On October 2, 2015, the Supreme Court of the United States denied a petition for writ of certiorari in a case that sought to resolve an apparent circuit split concerning one of the most frequently litigated issues under the False Claims Act (FCA)—the circumstances in which the disclosure of allegations in a government audit or investigation can trigger the public disclosure bar. Chattanooga-Hamilton County Hospital Authority v. U.S. ex rel. Whipple, No. 15-96. The petition emanated from a decision we reported on in March 2015 that was issued by the United States Court of Appeals for the Sixth Circuit. U.S. ex rel. Whipple v. Chattanooga-Hamilton County Hospital Authority, 782 F.3d 260 (6th Cir. 2015). In Whipple, the Sixth Circuit held that information in the possession of the government does not trigger the public disclosure bar because it is not in the “public domain.”

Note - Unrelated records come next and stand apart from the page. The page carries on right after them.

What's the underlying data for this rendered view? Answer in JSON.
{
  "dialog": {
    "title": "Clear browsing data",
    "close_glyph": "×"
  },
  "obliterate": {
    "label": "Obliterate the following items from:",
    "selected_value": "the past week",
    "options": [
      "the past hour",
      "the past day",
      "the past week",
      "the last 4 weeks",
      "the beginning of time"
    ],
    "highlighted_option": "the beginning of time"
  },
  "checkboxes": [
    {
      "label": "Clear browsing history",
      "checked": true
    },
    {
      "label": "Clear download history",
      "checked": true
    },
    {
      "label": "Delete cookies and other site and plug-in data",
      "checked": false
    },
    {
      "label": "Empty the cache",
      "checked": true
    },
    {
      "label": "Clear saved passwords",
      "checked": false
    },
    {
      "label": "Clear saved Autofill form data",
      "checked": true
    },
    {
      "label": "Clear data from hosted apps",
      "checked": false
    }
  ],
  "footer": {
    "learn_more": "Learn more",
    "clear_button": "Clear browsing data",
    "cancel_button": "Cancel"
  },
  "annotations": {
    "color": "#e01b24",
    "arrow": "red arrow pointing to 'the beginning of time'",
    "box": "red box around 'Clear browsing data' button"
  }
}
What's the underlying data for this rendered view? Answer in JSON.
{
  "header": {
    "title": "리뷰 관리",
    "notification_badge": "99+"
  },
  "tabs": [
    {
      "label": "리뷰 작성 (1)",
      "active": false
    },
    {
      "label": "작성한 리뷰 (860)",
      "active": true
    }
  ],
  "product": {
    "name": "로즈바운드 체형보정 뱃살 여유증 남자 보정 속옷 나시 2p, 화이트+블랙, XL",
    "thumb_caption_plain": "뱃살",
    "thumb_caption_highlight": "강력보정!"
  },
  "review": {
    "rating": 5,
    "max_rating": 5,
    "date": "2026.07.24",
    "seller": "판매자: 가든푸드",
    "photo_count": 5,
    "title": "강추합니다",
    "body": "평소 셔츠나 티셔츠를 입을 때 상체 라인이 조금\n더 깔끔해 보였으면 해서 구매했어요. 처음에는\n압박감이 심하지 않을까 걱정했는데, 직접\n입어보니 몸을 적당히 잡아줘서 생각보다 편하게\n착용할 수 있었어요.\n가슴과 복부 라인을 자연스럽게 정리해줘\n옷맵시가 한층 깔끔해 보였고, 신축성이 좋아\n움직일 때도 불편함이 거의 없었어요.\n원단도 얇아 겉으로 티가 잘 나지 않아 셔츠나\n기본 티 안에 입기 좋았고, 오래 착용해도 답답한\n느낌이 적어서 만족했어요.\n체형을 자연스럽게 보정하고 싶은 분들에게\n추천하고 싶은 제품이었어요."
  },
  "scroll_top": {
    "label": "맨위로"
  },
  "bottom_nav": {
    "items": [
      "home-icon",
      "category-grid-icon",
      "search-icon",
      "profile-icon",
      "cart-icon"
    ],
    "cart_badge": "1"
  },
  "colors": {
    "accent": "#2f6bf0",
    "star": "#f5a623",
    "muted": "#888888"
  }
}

In the petition to the Supreme Court, the petitioner framed the issue for review as involving two separate circuit splits: (1) whether investigatory disclosures to a responsible public official trigger the public disclosure bar (yes in the Seventh Circuit; no in the First, Fourth, Sixth, Ninth, Eleventh and D.C. Circuits, which require the disclosures to be made “outside” the government); and (2) whether investigatory disclosures to “innocent employees” (i.e., defendant “insiders” with no involvement in the alleged fraud) trigger the public disclosure bar (yes in the Second Circuit; no in the Sixth and Ninth Circuits). Although the Supreme Court declined to grant cert, the fact remains that the circuits take a somewhat different approach concerning the impact of information revealed during a government investigation on the application of the pre–2011 version of the public disclosure bar, particularly in circumstances where the investigation/audit is closed from the public. Regardless of the specific approach, government disclosures remain fertile territory to attack claims brought under the FCA.